The arms trade has proven remarkably resistant to effective controls, with direct enabling consequences on conflict situations, largely because it is driven by security relationships that encompass foreign policy, national security/defense industrial concerns and major corporate interests. Despite the ubiquity of the problem, very little analysis has focused on capturing precisely how these drivers interact. Even less analysis has focused on how the globalized marketplace complicates single-country dynamics. Both matters are crucial to understand in order to develop effective, new policy to control the trade.
This project (2020-2022) aimed to fill this gap by examining the significance of these channels of influence for broader arms export patterns. It further explores the ways in which arms supply decisions and defense industrial relationships interact with exporters’ foreign policy goals towards conflict-affected areas and belligerents.
Key Questions
- How do exporters weigh defense industrial interests against the risk of use and misuse of exported arms in conflict?
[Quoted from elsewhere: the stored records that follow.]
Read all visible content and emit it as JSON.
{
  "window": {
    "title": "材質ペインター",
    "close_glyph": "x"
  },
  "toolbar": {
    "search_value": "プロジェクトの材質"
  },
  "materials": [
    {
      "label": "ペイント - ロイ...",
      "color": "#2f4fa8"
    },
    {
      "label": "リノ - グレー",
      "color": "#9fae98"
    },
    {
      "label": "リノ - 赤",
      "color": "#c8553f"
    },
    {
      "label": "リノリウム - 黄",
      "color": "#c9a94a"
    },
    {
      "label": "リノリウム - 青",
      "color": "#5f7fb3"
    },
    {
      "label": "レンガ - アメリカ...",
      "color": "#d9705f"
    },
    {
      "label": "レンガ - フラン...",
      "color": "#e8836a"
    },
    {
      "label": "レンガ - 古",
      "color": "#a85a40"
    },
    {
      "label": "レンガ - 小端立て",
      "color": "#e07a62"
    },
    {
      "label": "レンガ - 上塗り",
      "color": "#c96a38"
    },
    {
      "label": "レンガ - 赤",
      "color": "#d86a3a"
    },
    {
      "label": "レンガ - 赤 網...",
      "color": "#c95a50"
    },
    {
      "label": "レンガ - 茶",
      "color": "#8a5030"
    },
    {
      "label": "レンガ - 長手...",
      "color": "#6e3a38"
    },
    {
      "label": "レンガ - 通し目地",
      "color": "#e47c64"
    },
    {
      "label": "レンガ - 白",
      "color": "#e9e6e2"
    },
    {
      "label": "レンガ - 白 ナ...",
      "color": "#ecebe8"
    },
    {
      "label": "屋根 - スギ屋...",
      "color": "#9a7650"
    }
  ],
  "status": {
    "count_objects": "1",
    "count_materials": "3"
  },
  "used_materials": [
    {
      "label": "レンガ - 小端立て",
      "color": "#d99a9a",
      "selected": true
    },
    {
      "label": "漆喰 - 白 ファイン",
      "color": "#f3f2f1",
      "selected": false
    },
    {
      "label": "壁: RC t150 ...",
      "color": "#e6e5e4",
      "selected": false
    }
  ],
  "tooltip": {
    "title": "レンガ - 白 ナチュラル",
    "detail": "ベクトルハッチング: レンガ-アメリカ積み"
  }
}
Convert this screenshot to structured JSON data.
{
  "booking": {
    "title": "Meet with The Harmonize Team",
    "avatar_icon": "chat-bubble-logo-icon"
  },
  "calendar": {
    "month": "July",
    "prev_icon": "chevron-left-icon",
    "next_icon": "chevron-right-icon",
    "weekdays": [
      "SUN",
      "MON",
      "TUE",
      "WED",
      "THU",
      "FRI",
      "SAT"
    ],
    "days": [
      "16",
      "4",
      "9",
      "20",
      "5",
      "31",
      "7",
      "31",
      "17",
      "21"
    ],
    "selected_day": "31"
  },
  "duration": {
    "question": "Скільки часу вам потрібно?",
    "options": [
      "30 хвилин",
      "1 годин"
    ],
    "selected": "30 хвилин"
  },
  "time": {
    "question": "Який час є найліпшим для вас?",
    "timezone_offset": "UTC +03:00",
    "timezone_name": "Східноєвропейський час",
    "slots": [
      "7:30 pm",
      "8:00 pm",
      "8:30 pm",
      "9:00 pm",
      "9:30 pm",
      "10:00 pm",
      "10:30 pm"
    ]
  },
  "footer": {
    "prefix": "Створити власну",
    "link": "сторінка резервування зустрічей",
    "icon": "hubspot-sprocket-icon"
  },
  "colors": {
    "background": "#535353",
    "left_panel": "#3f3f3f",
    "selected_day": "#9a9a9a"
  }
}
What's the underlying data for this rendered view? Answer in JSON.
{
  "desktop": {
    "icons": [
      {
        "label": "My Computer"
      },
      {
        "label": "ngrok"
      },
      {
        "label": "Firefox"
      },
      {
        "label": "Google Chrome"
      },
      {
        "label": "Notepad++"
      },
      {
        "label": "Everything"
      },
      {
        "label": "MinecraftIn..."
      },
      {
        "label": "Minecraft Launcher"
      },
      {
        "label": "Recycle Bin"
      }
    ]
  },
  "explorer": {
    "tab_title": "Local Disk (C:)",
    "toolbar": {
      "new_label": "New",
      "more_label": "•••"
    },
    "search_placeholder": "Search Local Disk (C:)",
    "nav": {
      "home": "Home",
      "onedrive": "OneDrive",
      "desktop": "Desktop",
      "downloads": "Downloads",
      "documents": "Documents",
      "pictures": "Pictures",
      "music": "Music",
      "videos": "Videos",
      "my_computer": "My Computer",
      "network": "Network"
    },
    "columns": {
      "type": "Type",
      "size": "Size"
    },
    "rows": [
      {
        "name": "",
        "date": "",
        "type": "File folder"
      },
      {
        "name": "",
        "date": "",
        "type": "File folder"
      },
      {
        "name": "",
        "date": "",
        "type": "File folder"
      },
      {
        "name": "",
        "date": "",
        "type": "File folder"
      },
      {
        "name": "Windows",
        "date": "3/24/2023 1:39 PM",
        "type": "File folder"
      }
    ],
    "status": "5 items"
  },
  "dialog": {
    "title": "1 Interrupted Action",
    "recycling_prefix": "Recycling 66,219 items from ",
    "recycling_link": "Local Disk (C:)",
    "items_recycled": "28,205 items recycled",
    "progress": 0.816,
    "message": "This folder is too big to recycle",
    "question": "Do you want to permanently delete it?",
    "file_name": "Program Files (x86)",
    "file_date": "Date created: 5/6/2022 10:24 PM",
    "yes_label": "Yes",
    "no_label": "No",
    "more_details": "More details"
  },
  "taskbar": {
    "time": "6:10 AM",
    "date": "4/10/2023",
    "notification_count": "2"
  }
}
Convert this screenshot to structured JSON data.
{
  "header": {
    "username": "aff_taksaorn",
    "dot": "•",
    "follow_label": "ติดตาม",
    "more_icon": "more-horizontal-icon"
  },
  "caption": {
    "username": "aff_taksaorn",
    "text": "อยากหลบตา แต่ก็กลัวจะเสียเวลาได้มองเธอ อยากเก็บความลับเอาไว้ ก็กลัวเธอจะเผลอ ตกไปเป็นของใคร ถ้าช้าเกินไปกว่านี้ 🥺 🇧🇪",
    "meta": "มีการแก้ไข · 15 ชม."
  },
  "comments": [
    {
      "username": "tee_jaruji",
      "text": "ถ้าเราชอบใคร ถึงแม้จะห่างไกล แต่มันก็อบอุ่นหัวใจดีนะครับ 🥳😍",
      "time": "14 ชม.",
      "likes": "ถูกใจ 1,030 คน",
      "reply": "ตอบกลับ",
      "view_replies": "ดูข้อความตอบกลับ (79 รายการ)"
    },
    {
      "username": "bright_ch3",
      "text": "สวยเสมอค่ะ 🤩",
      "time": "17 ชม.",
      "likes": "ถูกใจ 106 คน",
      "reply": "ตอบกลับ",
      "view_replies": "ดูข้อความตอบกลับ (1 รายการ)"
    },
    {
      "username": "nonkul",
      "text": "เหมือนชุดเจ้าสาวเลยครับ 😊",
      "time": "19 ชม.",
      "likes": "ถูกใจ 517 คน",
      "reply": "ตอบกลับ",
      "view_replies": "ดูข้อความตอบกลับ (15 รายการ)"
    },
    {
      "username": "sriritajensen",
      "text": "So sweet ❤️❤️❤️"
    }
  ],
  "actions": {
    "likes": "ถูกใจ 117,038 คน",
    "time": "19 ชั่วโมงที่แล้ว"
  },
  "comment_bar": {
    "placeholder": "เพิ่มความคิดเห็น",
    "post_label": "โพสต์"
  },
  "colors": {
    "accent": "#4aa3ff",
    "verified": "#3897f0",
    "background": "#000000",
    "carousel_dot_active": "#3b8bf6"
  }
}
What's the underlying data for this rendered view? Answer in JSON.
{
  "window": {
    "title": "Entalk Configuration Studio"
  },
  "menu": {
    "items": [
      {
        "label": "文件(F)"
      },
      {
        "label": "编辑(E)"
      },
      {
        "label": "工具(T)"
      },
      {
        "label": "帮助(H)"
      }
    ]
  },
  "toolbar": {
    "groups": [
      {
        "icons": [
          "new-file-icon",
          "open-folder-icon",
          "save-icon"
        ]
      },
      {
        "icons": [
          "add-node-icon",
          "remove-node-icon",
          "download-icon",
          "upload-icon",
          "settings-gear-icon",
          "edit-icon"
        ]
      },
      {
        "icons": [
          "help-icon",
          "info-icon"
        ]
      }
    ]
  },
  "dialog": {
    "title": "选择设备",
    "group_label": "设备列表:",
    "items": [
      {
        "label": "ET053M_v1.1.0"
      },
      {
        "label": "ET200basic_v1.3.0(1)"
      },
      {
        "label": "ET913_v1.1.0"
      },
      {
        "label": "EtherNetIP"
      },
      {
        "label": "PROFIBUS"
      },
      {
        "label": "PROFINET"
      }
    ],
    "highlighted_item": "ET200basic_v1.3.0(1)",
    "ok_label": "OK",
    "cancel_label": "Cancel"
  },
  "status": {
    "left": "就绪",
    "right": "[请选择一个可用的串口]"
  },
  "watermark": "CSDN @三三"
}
- What direct and indirect channels of influence are the arms industry able to use to seek to exert influence on these decisions, and how important are they? How does this industry influence interact with exporting states’ foreign policy considerations?
- How important are long-term arms trade relationships between recipient and supplier countries in driving foreign policy, and how does the outbreak of conflict change this?
- What policy measures might limit the influence of the defense industry on arms export decision-making to reduce the likelihood of arms being supplied to ongoing conflicts?